Depois de se tornar uma rede integrada que entrega saúde de forma preventiva, preditiva e personalizada, Dasa apresenta seus novos valores

Por Abril Branded Content Atualizado em 7 Maio 2022, 13h41 - Publicado em 5 Maio 2022, 17h51

Criar um ambiente em que as pessoas se sintam protagonistas de um propósito único, onde haja liberdade para ser quem são e, assim, possam expressar de forma apaixonada todo o seu potencial, é um desafio para qualquer empresa. Em uma companhia de saúde do tamanho da Dasa, com mais de 50 000 colaboradores e 900 unidades distribuídas por todo o país, essa missão ganha ainda mais importância. Em abril de 2021, a Dasa anunciou uma grande mudança cultural. A empresa, antes conhecida como líder em medicina diagnóstica no Brasil, tinha em seu portfólio hospitais importantes e outros serviços médicos. Nesse contexto, integrar suas diferentes operações para atuar em um ecossistema de saúde tornou-se prioridade.

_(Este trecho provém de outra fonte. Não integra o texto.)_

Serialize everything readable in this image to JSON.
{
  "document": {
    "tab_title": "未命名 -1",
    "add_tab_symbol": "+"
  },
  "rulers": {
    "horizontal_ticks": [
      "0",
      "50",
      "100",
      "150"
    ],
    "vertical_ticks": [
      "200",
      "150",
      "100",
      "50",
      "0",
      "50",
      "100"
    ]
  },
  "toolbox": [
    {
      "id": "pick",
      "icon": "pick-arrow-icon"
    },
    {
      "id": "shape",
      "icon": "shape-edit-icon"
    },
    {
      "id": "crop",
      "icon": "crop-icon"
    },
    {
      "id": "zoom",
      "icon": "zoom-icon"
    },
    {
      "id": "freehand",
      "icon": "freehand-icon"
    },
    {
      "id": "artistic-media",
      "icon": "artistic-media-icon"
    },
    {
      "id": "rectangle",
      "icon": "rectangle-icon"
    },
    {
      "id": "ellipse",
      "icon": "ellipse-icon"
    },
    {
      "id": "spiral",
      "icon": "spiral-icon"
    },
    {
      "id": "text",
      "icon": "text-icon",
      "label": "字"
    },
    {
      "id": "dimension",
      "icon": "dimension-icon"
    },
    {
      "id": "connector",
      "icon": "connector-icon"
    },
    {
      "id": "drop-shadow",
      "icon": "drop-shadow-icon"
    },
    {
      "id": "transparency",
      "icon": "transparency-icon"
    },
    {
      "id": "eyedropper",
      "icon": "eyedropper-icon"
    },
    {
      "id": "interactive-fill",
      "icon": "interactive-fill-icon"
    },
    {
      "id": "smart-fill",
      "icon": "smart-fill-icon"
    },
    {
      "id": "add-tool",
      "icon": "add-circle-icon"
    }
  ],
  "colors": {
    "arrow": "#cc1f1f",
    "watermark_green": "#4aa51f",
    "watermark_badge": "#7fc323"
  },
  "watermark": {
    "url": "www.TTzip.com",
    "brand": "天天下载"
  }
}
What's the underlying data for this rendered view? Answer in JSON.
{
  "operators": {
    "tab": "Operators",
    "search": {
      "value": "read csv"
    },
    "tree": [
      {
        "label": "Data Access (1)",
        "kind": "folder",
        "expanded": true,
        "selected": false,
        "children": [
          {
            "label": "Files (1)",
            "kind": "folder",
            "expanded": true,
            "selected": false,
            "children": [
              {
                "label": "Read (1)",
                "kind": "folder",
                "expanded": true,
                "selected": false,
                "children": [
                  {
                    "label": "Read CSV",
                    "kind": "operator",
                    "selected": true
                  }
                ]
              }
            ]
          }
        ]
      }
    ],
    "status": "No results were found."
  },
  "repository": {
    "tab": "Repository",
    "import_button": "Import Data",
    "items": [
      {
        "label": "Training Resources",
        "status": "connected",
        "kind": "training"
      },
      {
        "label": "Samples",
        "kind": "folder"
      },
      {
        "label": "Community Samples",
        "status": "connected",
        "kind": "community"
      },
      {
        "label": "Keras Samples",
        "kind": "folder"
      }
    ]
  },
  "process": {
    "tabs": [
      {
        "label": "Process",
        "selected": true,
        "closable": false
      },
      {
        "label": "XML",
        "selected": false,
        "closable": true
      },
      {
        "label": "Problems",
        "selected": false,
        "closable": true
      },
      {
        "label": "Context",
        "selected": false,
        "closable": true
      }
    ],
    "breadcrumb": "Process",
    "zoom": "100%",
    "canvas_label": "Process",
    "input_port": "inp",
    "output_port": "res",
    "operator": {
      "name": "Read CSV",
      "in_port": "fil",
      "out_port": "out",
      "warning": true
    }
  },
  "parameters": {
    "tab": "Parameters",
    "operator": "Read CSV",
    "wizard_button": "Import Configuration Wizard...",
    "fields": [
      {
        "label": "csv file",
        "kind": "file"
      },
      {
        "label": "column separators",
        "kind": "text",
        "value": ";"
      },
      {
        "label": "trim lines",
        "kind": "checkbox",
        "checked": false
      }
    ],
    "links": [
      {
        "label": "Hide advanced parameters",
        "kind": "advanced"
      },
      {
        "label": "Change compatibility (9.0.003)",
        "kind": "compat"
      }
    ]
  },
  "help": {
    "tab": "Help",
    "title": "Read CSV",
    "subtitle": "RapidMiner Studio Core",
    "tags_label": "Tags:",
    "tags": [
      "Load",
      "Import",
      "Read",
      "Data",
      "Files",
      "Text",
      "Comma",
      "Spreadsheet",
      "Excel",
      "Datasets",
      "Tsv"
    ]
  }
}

Até então, Dasa, Ímpar e GSC, embora sob o guarda-chuva de um mesmo grupo, se posicionavam como marcas independentes, o que causava uma fragmentação cultural.

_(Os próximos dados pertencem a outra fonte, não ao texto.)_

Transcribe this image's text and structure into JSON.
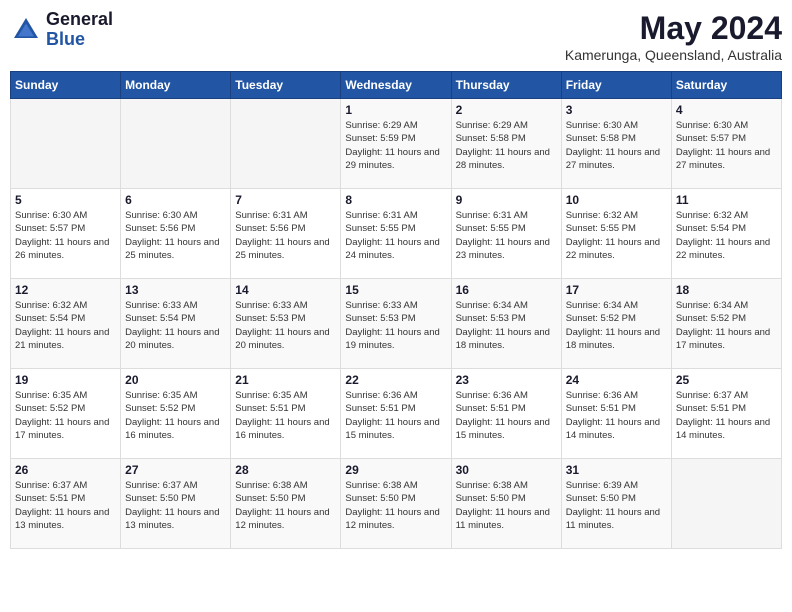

A mudança estrutural resultou em uma única marca, a Dasa. Mas era preciso ir além da transformação do branding: ouvir os colaboradores e torná-los agentes do processo de reformulação dos valores da companhia era essencial para a adesão ao novo momento.

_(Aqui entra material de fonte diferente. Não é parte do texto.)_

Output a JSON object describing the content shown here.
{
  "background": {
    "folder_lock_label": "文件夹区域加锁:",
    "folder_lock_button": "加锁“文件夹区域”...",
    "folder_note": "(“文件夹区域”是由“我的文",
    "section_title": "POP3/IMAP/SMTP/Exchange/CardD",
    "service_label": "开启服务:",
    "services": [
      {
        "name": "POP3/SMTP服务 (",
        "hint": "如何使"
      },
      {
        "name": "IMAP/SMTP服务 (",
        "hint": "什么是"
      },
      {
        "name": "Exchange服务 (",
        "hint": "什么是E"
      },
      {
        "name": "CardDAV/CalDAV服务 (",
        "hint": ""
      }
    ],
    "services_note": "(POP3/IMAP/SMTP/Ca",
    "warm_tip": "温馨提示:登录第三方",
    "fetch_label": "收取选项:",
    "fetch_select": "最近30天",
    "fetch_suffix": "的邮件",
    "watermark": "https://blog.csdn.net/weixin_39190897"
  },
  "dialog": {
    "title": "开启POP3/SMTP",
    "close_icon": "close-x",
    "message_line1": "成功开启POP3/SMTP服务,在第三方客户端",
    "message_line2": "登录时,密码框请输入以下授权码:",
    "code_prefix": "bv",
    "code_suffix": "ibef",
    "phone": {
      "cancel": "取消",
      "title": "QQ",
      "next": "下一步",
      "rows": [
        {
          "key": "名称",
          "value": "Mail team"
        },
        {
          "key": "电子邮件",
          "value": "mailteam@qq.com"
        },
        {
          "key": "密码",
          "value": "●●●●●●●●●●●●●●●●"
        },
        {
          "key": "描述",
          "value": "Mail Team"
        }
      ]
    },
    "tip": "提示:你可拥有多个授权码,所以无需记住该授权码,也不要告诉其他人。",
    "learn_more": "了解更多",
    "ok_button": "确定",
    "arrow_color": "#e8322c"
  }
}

Nesse período, os times começaram a ser incentivados a buscar um novo padrão de interação, em que todos atuassem unidos por um propósito comum: ser a saúde que as pessoas desejam e que o mundo precisa.

E, embora essa transformação tenha começado em meio a uma das maiores crises sanitárias da história, com parte das equipes trabalhando de forma remota e parte na linha de frente do combate ao coronavírus, a Dasa conseguiu ouvir 1 000 vozes. “Esse movimento de evolução cultural foi marcado por uma profunda reflexão sobre quem somos, como somos, a forma como conduzimos nossas relações e as sinergias. Configuramos grupos focais, equipes de trabalho, pesquisas de percepção, workshops de cocriação, entre muitas outras ações que nos deram condições de desenhar nosso modelo de cultura”, explica Fabio Rosé, diretor-geral de Pessoas & Cultura da Dasa.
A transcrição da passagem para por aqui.